During a recent fourth-quarter earnings call, Su reiterated AMD’s promise that its new RDNA 4 architecture significantly improves ray tracing performance – where Radeon cards lag far behind Nvidia. AI-accelerated upscaling through FSR 4 is the lineup’s other lynchpin.
Although RDNA 4’s ray tracing capabilities remain untested, a CES demonstration established FSR 4’s superior image quality compared to FSR 3.1. The new protocol closely resembles Nvidia DLSS and will likely be a crucial component in AMD’s promise to bring high-end 4K gaming to the masses.
Mid-range products like RTX xx60 or xx70 GPUs and Radeon x700 cards typically struggle in 4K unless users significantly reduce graphics settings. They are usually promoted for 1080p and 1440p gaming. Positioning the RX 9070 and 9070 XT – deliberately named for comparison with Nvidia’s xx70 GPUs – as 4K products marks a significant perspective shift.
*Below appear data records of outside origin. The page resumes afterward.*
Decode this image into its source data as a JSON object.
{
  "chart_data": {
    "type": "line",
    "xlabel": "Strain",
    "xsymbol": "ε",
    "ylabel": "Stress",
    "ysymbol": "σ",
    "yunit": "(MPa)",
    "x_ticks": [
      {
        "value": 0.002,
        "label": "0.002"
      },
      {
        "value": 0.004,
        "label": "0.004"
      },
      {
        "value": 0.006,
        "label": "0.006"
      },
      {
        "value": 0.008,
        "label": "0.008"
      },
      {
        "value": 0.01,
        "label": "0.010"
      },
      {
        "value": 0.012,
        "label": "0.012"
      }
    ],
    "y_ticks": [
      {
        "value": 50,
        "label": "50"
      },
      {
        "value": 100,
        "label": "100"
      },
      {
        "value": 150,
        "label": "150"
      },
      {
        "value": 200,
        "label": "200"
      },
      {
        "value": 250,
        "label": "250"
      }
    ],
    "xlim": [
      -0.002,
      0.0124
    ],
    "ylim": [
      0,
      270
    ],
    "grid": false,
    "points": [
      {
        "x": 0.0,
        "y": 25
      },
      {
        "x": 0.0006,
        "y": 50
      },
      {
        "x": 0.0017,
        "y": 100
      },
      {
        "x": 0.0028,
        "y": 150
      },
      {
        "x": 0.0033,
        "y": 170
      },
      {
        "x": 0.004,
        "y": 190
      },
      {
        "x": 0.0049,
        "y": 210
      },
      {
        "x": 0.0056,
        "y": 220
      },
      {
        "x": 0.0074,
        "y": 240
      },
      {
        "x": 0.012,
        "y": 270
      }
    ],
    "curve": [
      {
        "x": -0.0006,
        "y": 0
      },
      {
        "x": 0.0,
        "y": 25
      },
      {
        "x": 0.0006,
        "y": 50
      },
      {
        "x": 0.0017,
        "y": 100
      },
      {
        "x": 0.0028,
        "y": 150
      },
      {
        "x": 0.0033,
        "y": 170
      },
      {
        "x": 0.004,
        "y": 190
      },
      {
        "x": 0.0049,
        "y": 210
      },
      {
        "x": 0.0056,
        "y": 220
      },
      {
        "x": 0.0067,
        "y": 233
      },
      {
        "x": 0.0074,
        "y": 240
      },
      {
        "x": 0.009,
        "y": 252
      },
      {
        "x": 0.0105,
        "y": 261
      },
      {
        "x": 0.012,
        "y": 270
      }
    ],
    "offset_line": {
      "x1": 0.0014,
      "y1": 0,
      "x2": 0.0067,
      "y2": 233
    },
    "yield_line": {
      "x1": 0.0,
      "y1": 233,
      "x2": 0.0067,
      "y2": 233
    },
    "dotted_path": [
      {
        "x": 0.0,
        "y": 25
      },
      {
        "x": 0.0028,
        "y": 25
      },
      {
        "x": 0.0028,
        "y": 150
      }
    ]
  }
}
Hardware specifications remain unclear, but the 9070 XT should be based on the Navi 48 GPU, featuring 4,096 cores, a 2.97GHz boost clock, 16 GB of GDDR6 VRAM on a 256-bit bus, and 640 GB/s of memory bandwidth. Rumors indicate that the 9070 will include 16 GB of VRAM, potentially giving it a significant advantage over the upcoming RTX 5070, which features only 12 GB of GDDR7 memory.
The 9070 came within spitting distance of the RTX 4080 Super in a Call of Duty Black Ops 6 benchmark at CES last month. More comprehensive testing will require a broader range of titles, particularly games that extensively utilize hardware-accelerated ray tracing.
AMD will price the RX 9070 and 9070 XT competitively against the $549 RTX 5070 and $749 5070 Ti. The 5070 Ti may launch on February 20, while the 5070, 5060 Ti, and 5060 should emerge later, possibly in March, like the RDNA 4 GPUs. The lower-priced RX 9060 and 9050 are also coming later this year.
Su justified Team Red’s retreat from the high-end and flagship segments by describing mainstream graphics cards as the highest-volume portion of the market. Steam hardware surveys support this assertion, showing that Nvidia xx60 GPUs dominate usage statistics. AMD is expected to follow RDNA 4 with UDNA, the likely choice for the PlayStation 6, which could see the company return to the enthusiast GPU market like RDNA 2 did after the mainstream-focused RDNA 1.